Quote:
Originally Posted by CliffFletcher
We were quite right to err on the side of caution in the early days of covid. But things like spraying down checkout stations went on for long, long after we knew covid wasn’t spread by surface transmission*. It became a kind of hygiene theatre, with the participants going through the motions of pretending it was a necessary or effective measure.
* The July 2020 issue of the Lancet pretty conclusively debunked the notion that fomite spread played a significant role in covid transmission. Many stores, transit systems, etc. were still doing conspicuous wipe-downs and deep cleans more than 12 months later.
|
There was a portion of it that might have been theatre, I agree. But I honestly do believe the spray down stuff for instance was an indirect method of prevention. It's just the communication was so bad that people kept talking of things out of context. It was like the blind men and the elephant and one dude at the back yelling, "The odds of getting shat on is a pretty ####ing high!" and the dude at the trunk going, "No it ####ing isn't!"
At the time, one of the key words was "viral load". Covid isn't the only thing that has viruses or illness. So if you kept surfaces clean and your body wasn't distracted working on garden variety salmonella for instance, your body would have more resources to divert towards fighting off the illness once you got it. So many people seemed to act like all other viruses, bacteria etc. disappeared after Covid arrived. I remember a convo where I said we needed to worry about BOTH Covid AND RSV for kids during the surges in the fall and the person looked at me and said I was a Covid denier idiot because RSV wasn't worse than Covid.
So perhaps the decision making by those in charge were right in continuing surface cleaning, but wrong on occasion in directly correlating it would help to directly reduce the transmission of Covid. It would at best indirectly reduce the severity of Covid.

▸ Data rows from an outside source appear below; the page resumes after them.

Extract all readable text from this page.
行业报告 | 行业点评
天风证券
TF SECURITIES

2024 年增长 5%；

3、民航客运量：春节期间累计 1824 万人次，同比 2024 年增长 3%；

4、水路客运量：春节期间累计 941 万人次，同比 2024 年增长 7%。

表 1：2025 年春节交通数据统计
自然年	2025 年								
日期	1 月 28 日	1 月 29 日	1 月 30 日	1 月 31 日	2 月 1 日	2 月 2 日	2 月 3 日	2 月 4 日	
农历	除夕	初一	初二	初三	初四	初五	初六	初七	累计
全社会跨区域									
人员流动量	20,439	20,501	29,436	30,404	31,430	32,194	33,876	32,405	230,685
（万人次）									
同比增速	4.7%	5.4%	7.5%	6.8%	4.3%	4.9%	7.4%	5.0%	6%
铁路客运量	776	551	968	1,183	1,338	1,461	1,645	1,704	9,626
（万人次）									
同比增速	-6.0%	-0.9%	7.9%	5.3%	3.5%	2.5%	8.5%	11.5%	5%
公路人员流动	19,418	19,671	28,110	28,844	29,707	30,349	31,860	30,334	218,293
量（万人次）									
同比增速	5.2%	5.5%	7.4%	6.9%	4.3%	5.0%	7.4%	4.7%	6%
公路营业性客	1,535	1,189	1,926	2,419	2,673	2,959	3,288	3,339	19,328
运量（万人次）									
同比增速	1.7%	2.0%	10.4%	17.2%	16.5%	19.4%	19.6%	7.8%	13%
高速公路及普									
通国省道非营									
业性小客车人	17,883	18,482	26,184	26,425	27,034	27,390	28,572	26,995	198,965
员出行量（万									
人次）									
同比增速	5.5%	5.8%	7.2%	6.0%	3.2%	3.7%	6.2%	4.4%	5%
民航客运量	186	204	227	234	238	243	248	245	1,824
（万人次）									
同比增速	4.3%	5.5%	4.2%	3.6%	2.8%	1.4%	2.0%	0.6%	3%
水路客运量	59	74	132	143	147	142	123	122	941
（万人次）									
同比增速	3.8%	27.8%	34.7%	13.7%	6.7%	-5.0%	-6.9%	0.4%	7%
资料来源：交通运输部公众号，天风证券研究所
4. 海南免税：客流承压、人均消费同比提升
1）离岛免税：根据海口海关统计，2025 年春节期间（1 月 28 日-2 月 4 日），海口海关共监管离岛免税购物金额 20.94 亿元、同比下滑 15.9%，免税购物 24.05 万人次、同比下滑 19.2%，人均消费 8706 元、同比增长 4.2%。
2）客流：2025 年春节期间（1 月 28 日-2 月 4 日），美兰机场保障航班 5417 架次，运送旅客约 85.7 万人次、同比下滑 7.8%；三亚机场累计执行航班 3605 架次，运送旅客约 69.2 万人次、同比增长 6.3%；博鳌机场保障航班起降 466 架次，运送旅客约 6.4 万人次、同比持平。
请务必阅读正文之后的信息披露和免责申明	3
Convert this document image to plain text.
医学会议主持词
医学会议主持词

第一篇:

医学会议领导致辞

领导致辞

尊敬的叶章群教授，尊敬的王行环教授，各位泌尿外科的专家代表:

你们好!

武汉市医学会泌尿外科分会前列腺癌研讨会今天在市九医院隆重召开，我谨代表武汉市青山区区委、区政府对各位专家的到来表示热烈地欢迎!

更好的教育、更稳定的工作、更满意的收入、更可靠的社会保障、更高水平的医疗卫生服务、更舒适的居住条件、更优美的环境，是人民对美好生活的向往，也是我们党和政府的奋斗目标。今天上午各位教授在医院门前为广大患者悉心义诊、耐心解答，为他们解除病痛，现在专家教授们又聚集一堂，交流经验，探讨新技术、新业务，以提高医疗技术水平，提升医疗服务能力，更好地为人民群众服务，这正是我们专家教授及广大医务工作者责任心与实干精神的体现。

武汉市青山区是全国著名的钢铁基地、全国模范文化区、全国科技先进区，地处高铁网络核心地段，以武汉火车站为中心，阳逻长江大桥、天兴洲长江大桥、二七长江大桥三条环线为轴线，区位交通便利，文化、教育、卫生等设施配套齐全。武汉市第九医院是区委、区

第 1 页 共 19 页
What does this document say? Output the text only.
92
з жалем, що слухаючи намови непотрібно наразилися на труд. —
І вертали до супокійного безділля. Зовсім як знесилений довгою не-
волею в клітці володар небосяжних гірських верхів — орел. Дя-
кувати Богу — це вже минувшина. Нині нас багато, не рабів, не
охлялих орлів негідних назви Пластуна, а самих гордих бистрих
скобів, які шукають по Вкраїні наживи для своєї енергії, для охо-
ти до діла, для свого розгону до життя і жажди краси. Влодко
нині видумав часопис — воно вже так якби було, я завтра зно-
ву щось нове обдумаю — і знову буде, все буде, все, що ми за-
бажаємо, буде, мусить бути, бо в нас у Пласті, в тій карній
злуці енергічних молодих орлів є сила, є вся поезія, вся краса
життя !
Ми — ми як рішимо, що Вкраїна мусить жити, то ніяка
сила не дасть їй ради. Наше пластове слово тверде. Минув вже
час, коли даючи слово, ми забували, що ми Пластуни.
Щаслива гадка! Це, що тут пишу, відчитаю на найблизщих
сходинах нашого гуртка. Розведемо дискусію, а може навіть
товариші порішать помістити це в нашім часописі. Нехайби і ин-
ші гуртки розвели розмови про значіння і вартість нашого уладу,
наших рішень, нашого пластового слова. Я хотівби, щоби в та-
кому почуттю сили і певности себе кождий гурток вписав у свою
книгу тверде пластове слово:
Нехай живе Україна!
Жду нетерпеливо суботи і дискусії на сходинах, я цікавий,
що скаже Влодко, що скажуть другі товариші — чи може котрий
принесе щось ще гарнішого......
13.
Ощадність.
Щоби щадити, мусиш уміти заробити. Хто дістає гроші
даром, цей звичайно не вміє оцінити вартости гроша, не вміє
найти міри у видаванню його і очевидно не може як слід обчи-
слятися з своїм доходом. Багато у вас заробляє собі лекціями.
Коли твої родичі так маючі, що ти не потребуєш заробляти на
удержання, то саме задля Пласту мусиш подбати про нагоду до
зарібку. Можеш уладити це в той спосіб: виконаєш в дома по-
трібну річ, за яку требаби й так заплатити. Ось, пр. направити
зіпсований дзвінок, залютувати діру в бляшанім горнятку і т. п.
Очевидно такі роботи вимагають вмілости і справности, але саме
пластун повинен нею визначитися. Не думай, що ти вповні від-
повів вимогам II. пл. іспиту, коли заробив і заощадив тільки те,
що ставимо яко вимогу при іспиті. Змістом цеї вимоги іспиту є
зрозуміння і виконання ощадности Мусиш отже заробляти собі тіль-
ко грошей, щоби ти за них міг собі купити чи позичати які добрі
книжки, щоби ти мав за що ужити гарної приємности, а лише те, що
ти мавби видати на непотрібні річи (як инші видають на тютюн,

That's the only way I could reconcile some of the weird gaps in logic at the time. I just considered it part of the theatre piece we needed to play as participants in a good society.
I got pretty frustrated at those who were militant in sanitizing groceries, then one of the first to go on trip and claiming the quarantine protocols were bunk. We don't solely worry whether you have Covid upon return. I don't want to increase my odds of no nasty cold either.